Perspective is necessary, even if it offers little consolation after the Wolverines’ humiliating display in Columbus on Saturday. That was another chapter in this program’s long-standing inability to solve the season’s biggest moment — an ongoing problem Harbaugh inherited but has yet to conquer.
That, by the way, is not a take. It’s a fact.
But considering where things ended last season, it’s impossible to ignore some of the noted progress Michigan did make through 12 games in 2018. It wasn’t enough, but the alternative would’ve been a disaster.
Michigan’s offensive line was cratering after sending two quarterbacks to the hospital in a five-loss campaign a year ago. Harbaugh diagnosed that as a problem and hired Ed Warinner as o-line coach. Michigan’s offensive line cut its sacks allowed by half and has allowed 30 fewer tackles-for-loss.
This from a group that entered the year with unknowns at offensive tackle, a sophomore center and one part-time starter and one full-time starter at guard. The offensive line could’ve been a disaster all season. It wasn’t.
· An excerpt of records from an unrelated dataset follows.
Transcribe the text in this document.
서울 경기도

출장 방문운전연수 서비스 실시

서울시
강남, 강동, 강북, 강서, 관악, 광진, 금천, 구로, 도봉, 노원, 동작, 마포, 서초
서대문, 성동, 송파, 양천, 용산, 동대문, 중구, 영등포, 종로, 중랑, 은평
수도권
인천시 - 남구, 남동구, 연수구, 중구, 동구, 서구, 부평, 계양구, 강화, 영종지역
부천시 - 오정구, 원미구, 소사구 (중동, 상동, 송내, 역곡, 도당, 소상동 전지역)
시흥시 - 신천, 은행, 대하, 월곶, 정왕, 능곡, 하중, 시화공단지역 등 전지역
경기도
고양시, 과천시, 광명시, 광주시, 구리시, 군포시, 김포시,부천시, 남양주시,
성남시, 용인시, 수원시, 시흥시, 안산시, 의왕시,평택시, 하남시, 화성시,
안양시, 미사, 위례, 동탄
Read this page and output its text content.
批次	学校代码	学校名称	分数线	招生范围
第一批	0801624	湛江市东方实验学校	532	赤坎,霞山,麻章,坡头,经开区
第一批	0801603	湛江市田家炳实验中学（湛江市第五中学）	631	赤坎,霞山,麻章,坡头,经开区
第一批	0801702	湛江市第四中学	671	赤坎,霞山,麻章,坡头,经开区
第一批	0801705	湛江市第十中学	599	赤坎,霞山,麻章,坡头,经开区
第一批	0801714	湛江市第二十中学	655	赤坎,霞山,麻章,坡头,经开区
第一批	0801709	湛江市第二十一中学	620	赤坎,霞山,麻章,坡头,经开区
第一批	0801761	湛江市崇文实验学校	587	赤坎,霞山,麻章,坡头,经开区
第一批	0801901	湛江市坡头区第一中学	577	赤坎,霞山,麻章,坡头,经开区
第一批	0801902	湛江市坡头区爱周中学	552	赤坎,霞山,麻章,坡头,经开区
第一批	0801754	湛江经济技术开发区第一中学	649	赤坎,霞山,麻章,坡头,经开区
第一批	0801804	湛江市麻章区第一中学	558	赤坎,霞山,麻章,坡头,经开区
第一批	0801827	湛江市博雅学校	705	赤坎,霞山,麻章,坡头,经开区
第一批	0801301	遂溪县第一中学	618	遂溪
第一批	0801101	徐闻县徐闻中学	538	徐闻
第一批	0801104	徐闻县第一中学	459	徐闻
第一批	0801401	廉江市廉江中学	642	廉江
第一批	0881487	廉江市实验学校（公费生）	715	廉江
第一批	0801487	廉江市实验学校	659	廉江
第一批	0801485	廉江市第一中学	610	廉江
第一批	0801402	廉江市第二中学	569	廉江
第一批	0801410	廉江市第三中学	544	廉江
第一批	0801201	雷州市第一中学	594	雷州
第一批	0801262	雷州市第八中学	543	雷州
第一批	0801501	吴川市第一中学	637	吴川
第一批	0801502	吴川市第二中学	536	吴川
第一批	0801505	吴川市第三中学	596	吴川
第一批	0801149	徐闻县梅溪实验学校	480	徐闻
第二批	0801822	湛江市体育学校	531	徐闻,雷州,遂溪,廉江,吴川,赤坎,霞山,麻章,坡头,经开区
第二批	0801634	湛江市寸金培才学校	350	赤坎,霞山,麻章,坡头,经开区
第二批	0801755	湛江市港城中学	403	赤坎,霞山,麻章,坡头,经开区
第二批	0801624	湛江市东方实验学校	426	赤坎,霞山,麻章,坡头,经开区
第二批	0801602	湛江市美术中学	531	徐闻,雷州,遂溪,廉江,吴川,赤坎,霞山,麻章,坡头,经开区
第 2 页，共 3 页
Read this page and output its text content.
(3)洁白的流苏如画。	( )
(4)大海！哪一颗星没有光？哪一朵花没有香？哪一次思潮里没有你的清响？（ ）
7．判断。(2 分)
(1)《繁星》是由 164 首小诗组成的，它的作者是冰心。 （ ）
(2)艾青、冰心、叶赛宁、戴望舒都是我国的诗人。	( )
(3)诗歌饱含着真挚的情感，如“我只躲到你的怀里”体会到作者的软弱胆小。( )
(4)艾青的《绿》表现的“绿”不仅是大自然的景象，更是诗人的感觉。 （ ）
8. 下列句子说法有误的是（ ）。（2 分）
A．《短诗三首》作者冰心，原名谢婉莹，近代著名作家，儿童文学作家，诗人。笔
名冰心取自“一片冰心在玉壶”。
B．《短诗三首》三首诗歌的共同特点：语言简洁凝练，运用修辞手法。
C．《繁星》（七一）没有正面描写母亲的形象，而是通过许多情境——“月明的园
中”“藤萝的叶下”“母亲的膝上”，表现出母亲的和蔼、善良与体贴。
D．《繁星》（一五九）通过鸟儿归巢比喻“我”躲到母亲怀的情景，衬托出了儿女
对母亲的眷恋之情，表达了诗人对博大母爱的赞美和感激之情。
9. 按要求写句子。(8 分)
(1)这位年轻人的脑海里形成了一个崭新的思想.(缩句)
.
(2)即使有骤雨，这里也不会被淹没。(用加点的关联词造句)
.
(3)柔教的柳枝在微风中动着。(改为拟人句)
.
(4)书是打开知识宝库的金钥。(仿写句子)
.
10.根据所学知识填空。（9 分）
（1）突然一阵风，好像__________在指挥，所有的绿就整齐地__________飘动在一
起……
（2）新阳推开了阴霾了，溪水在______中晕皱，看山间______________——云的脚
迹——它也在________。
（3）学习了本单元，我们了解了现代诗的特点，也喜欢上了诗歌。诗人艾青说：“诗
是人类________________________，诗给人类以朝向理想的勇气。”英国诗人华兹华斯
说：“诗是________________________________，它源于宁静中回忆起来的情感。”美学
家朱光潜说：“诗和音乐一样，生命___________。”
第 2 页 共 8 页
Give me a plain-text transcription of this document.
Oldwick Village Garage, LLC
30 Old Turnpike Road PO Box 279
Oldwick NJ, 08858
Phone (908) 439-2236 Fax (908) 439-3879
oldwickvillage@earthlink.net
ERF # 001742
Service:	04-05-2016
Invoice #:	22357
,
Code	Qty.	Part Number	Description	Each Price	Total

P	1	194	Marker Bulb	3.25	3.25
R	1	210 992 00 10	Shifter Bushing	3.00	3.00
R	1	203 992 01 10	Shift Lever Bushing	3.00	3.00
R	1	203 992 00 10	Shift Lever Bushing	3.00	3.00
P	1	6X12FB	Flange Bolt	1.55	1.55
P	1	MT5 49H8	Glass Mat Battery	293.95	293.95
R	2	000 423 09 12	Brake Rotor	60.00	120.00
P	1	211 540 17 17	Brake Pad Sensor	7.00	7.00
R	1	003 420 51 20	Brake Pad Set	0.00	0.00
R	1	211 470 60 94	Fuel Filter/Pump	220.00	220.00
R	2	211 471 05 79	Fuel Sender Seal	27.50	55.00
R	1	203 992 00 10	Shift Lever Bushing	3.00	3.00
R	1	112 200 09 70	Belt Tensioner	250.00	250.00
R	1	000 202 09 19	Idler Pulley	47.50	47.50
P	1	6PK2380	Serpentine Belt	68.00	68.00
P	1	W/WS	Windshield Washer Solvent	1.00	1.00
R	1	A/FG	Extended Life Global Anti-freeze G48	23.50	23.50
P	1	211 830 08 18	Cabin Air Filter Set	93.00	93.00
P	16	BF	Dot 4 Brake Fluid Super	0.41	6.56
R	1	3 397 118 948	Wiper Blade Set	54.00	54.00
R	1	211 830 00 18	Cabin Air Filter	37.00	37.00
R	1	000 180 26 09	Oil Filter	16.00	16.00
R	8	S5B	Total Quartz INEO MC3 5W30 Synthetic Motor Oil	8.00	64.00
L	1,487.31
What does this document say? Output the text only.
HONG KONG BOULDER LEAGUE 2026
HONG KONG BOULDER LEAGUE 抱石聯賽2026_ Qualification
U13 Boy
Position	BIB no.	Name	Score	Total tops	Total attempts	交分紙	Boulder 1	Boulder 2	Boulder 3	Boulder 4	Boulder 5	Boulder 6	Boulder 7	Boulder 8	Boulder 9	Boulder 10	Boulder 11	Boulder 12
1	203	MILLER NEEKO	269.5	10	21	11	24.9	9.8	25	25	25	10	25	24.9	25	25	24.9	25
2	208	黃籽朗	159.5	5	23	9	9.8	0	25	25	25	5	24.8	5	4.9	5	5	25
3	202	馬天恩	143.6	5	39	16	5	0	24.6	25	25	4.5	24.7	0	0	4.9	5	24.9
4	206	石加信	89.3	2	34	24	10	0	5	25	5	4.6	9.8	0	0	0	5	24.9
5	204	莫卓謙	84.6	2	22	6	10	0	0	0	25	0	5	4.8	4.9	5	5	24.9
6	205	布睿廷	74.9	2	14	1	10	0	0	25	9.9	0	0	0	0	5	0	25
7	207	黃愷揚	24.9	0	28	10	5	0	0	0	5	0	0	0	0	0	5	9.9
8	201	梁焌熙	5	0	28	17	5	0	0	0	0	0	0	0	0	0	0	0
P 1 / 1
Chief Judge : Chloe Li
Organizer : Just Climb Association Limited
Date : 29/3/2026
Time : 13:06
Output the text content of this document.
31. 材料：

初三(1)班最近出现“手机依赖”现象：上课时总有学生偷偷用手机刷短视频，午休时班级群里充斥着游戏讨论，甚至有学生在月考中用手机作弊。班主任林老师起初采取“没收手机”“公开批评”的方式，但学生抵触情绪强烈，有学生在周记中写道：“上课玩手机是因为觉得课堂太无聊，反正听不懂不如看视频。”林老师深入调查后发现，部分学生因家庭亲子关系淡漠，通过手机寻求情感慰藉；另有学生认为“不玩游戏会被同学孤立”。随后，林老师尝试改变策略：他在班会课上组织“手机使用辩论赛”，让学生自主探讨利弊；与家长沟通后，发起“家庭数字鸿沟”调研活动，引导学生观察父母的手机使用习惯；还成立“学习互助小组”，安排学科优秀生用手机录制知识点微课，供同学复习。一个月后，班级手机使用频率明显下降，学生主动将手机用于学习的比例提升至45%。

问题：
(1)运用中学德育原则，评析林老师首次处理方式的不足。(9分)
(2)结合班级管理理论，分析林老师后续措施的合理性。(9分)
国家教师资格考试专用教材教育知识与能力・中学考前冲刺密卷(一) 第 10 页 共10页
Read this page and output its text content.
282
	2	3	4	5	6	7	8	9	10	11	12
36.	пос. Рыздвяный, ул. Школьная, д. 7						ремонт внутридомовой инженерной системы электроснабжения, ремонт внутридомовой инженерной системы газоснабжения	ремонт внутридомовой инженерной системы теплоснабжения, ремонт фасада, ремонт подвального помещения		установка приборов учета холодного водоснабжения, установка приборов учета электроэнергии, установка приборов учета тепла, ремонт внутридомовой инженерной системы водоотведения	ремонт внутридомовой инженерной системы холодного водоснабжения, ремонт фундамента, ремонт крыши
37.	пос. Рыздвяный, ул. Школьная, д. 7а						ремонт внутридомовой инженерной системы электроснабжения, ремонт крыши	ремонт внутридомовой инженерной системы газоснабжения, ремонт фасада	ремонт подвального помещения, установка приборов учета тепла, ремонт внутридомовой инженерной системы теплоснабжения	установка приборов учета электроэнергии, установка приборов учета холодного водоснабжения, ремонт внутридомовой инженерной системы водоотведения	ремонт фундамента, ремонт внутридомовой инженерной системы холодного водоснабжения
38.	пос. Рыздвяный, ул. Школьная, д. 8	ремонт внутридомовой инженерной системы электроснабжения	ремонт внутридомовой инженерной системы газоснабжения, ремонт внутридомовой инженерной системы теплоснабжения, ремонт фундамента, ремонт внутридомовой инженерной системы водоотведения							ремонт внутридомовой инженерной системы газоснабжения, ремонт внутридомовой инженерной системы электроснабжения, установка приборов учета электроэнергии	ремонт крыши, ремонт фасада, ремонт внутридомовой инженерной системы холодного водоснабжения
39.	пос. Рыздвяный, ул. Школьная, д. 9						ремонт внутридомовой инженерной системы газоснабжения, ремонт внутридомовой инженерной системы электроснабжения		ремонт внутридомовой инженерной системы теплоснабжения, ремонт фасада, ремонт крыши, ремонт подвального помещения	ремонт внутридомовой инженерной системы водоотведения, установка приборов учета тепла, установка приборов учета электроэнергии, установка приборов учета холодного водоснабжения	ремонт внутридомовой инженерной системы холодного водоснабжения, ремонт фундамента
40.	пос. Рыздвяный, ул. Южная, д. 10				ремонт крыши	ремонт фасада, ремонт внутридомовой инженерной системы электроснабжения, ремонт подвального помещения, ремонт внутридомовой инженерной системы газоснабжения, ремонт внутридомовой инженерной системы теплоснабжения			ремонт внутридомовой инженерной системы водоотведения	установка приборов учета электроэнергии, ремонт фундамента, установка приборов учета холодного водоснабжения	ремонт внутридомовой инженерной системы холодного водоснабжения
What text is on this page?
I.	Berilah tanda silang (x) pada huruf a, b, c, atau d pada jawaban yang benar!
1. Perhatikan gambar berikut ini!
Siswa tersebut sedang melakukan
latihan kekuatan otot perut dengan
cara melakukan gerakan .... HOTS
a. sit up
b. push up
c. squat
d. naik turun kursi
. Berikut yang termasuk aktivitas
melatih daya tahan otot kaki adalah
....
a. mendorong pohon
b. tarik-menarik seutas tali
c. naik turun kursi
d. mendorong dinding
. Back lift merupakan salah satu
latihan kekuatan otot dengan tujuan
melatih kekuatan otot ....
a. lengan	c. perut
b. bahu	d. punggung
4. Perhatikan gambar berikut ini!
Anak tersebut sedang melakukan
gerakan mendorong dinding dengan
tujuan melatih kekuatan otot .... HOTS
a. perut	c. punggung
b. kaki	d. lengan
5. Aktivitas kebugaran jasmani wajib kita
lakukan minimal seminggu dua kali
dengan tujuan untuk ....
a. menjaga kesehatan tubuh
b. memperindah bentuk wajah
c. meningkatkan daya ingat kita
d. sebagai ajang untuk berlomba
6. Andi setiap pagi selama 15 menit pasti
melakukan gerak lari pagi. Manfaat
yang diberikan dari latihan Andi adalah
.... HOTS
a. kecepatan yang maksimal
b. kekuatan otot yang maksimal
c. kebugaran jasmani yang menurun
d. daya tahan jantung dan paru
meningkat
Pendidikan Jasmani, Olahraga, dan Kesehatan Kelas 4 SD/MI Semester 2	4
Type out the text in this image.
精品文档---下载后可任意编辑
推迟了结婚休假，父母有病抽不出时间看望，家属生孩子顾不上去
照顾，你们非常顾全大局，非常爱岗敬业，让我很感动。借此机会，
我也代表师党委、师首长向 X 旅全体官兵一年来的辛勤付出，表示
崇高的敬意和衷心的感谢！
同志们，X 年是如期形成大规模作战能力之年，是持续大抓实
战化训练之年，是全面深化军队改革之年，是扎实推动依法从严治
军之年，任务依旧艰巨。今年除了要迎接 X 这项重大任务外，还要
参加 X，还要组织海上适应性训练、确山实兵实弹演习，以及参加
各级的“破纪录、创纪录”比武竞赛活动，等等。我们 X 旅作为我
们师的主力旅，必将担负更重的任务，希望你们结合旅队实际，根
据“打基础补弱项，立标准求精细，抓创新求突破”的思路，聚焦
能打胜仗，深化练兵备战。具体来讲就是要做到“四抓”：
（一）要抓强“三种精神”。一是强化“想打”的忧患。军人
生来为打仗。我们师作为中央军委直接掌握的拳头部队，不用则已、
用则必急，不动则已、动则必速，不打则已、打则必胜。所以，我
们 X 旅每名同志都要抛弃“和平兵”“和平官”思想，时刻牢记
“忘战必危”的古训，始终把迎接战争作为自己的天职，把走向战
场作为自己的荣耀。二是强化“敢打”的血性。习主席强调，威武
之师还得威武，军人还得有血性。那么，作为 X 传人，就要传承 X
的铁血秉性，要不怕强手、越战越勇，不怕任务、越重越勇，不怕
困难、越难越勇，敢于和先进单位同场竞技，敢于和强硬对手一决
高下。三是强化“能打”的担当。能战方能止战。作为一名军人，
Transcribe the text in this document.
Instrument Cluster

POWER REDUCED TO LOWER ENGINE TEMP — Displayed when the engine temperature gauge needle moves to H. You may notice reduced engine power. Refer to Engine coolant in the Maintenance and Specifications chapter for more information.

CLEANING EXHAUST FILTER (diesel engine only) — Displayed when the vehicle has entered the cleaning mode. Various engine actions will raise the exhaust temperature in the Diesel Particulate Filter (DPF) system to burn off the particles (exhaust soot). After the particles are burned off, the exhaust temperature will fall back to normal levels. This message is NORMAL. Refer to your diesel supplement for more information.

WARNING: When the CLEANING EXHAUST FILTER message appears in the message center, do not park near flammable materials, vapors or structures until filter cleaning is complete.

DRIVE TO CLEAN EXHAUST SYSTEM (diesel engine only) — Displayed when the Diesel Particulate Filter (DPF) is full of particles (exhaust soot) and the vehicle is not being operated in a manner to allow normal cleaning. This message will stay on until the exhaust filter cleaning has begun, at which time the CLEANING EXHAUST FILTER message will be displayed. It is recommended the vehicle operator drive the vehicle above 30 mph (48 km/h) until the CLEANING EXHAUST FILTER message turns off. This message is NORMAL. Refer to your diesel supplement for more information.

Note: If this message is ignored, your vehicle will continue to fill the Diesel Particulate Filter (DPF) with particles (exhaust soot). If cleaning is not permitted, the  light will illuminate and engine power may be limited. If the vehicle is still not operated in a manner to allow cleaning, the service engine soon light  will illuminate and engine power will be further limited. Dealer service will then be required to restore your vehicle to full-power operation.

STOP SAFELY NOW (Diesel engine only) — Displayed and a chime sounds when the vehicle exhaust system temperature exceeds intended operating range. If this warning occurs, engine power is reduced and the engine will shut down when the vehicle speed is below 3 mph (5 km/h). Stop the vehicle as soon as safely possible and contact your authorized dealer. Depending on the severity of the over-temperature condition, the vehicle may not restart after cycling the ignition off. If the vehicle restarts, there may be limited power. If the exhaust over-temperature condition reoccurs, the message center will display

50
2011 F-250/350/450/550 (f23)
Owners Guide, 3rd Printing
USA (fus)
And now the Wolverines may possess established depth up front for the first time since the Lloyd Carr era.
It wasn’t enough Saturday. But it’s not irrelevant either.
Michigan’s quarterback situation is better than a year ago, and certainly better than when Harbaugh took over after four years of Brady Hoke. Shea Patterson may or may not return for his senior season, but he’s been the program’s highest-rated passer since Elvis Grbac in 1991 — six years before Patterson was born.
Dylan McCaffrey and Joe Milton are just getting started at quarterback. We’ll see what happens with Brandon Peters. But either way, this is far from the mess Harbaugh inherited. Nico Collins and Donovan Peoples-Jones could be two of the top receivers in the Big Ten next season. Tarik Black still hasn’t been able to show his stuff due to health reasons.
Still, none of it was enough Saturday and Harbaugh’s inability to adapt and change when it matters most during a game has to be addressed. But this offense — after throwing just nine touchdown passes last season — is better.
The defense has questions to answer, of course. Don Brown overestimated Michigan’s ability to keep up with Ohio State’s wide receivers Saturday and was handed the biggest thumping he’s faced — by far — in an otherwise sparkling three seasons.
This year could’ve been a nightmare, wire-to-wire, for Harbaugh if he had refused to change. He could’ve kept longtime assistant Tim Drevno, moved forward without a wide receivers coach, done nothing about his strength program and found himself again on the losing side of games despite a surplus of talent. But he didn’t. Michigan gathered itself and found a way to contend for a Big Ten title for the second time in three years.
The big picture: The program is as solid as its been in years.
The bigger picture: The program still hasn’t figured out how to win the big one.
Michigan froze in the spotlight Saturday at Ohio State. There’s no other way to spin it. There were issues and mishaps that simply hadn’t happened over the course of the previous 10 games. The big stage will do that if you’re not prepared for it and, for a variety of reasons, Michigan wasn’t.
Harbaugh had difficult questions to answer last offseason and he acknowledged nearly all of them. He’ll have to do that again this offseason. The offense can’t continue to revert back to stubbornness in big games. The Wolverines added layers to their attack this season, but barely used them when they needed to the most. It’s up to Harbaugh to figure that out. Michigan doesn’t need numerous voices in charge of offensive scheme. Harbaugh and one coach can figure that out.
Defensively, you can’t ignore 11 games of excellence in favor of one nightmarish performance. But it was a pretty nightmarish. Brown has to — and likely will — find adjustments. Michigan can’t stick with “Plan A” if it’s failing. The entire staff has to be willing to be self-aware and make difficult decisions when the pressure’s peaking. They’re going to lose some players after this season. But they’ve reloaded before.
The expectation that anything less than a championship isn’t an unrealistic notion advanced solely by by fans, by the way. That expectation comes from the head coach.
He came here prior to the 2015 season and went right to work, instead of arguing for a four-year plan. He’s made it clear: Michigan’s mission is to be the best team in college football. To win every award. To win the Big Ten title. To win the national title.
The Wolverines will likely end this season in a New Year’s Six bowl. Whether they win or lose, some will overreact. Either way, the situation will be the same.
There’s been progress. But it’s not enough.